Īmān

(Fede)

Quando il Profeta Muḥammad, interpellato dall’Arcangelo Gabriele, offrì la sua risposta relativamente alla fede, ne fissò in maniera precisa i cardini, quasi a definire i pilastri di un ulteriore elemento delle virtù del credente: ‘Parlami della fede (īmān)”. Rispose: “è che tu creda in Allāh, nei Suoi Angeli, nei Suoi Libri, nei Suoi Inviati e nell’ultimo giorno, e che tu creda nel divino decretare, sia nel bene sia nel male’.

Dunque, la fede sincera è, per la gran parte dei riferimenti indicati dal Profeta, riposta in ciò che non è verificabile in una sua concretezza materiale. È per questo che, in apertura alla sūra della Giovenca, si dice con chiarezza che la fede di coloro che hanno timore di Dio si contraddistingue per la capacità di essere saldi proprio laddove le certezze degli uomini, bisognosi continuamente di prove, crollano. È detto in questa sūra che gli uomini timorati sono “coloro che credono nell’Invisibile”192.

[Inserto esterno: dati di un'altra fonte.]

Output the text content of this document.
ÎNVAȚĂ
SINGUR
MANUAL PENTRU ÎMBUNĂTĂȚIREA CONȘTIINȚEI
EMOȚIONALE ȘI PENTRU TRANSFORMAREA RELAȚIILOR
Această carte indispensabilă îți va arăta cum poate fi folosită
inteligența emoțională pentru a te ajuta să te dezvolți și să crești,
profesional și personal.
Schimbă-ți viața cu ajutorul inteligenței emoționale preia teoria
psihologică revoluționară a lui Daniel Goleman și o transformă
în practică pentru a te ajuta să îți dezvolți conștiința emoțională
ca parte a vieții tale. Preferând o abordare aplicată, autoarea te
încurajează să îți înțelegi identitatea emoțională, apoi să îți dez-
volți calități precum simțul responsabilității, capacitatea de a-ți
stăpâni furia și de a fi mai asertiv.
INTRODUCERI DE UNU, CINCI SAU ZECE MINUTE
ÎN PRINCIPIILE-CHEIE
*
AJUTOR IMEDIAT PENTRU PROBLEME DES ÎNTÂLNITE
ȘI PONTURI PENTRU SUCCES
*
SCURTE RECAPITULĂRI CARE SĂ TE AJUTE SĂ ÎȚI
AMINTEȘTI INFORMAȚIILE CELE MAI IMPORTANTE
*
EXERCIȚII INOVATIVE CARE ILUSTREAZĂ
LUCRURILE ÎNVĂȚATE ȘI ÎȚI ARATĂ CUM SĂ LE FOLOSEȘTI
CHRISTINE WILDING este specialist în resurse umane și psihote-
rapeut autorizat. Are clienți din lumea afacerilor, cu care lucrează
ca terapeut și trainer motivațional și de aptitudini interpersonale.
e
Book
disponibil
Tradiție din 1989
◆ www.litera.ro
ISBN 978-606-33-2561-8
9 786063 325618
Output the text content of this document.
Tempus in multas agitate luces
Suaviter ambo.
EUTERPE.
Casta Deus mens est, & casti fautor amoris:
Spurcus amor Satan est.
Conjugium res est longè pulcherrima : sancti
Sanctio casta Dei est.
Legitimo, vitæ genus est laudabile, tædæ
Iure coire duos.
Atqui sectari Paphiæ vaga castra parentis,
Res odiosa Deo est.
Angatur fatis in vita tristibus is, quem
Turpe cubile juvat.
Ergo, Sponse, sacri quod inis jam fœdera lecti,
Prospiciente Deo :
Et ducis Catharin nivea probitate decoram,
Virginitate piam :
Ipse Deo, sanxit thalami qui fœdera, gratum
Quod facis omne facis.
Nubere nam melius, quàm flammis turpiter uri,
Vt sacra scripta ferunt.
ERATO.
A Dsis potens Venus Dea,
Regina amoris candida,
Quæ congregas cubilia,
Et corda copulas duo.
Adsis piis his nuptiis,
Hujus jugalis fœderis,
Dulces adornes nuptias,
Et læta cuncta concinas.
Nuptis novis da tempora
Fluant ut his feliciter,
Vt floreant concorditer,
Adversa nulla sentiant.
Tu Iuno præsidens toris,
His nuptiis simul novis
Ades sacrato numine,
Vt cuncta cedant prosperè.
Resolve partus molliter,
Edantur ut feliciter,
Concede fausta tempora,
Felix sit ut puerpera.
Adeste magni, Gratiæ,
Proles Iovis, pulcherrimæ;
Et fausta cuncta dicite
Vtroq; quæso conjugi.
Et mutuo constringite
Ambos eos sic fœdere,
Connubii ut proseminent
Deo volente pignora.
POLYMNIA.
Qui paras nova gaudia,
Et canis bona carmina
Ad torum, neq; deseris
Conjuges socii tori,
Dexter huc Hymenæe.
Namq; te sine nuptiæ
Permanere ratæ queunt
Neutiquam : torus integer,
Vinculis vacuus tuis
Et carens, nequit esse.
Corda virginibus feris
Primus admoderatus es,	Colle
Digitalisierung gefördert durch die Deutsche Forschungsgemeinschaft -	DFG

Per questi uomini, la fede è una Grazia ma anche una responsabilità, un fardello quasi impossibile da sostenere:

In verità abbiamo offerto il deposito della fede ai cieli e alla terra e alle montagne, ma hanno rifiutato di portarlo e ne hanno avuto paura, e se ne fatto carico l’uomo, in verità egli si comporta da ingiusto e da ignorante.193

Giacché, come si vedrà, la fiducia nel “divino decretare, sia nel bene che nel male” implica una confidenza provata sino all’estremo limite, se la sottomissione (l’Islām) è un passo decisivo nella trasformazione capace di manifestarsi in chi vi faccia professione, è proprio quando la vita di questo basso mondo sembra accanirsi con le sue offese e i suoi soprusi che la fede interviene con il suo sostegno decisivo:

Se subite una ferita, simile ferita è toccata anche agli altri. Così alterniamo questi giorni per gli uomini, sicché Allāh riconosca quelli che hanno creduto e che scelga i testimoni tra voi – Allāh non ama gli empi.194

L’abbandono fiducioso alla bontà della predestinazione divina è una bussola infallibile per determinare la differenza tra coloro che sanno andare oltre l’apparenza anche ingiusta della sorte di questo mondo e coloro che ne rimangono vittima pieni di risentimento e frustrazione.

C’è uno scarto decisivo tra l’Islām e l’Imān, e questo scarto opera dentro il cuore che, in quanto sede dell’intelletto, permette di concepire una visione della realtà più profonda. È per questo che nel Corano s’invita il Profeta a correggere la convinzione di alcuni neofiti che non erano andati al di là di una rigida accettazione della religione:

I Beduini hanno detto: “Crediamo”. Di’: “Voi non credete. Dite piuttosto “Ci sottomettiamo”, poiché la fede non è ancora penetrata nei vostri cuori. Se obbedirete ad Allāh e al Suo Inviato, Egli non trascurerà nessuna delle vostre [buone] azioni. In verità Allāh è Perdonatore, Misericordioso.195

La fede, dunque, su un piano di progressione e di realizzazione spirituale viene dopo la sottomissione e prima del raggiungimento dell’eccellenza più completa. Essa implica il respiro più ampio di una fiducia luminosa nell’invisibilità dei mondi che convivono, su un piano sottile accanto al nostro, dei messaggi trasmessi da Dio e dagli Inviati che sono stati incaricati di trasmetterli nel corso del tempo.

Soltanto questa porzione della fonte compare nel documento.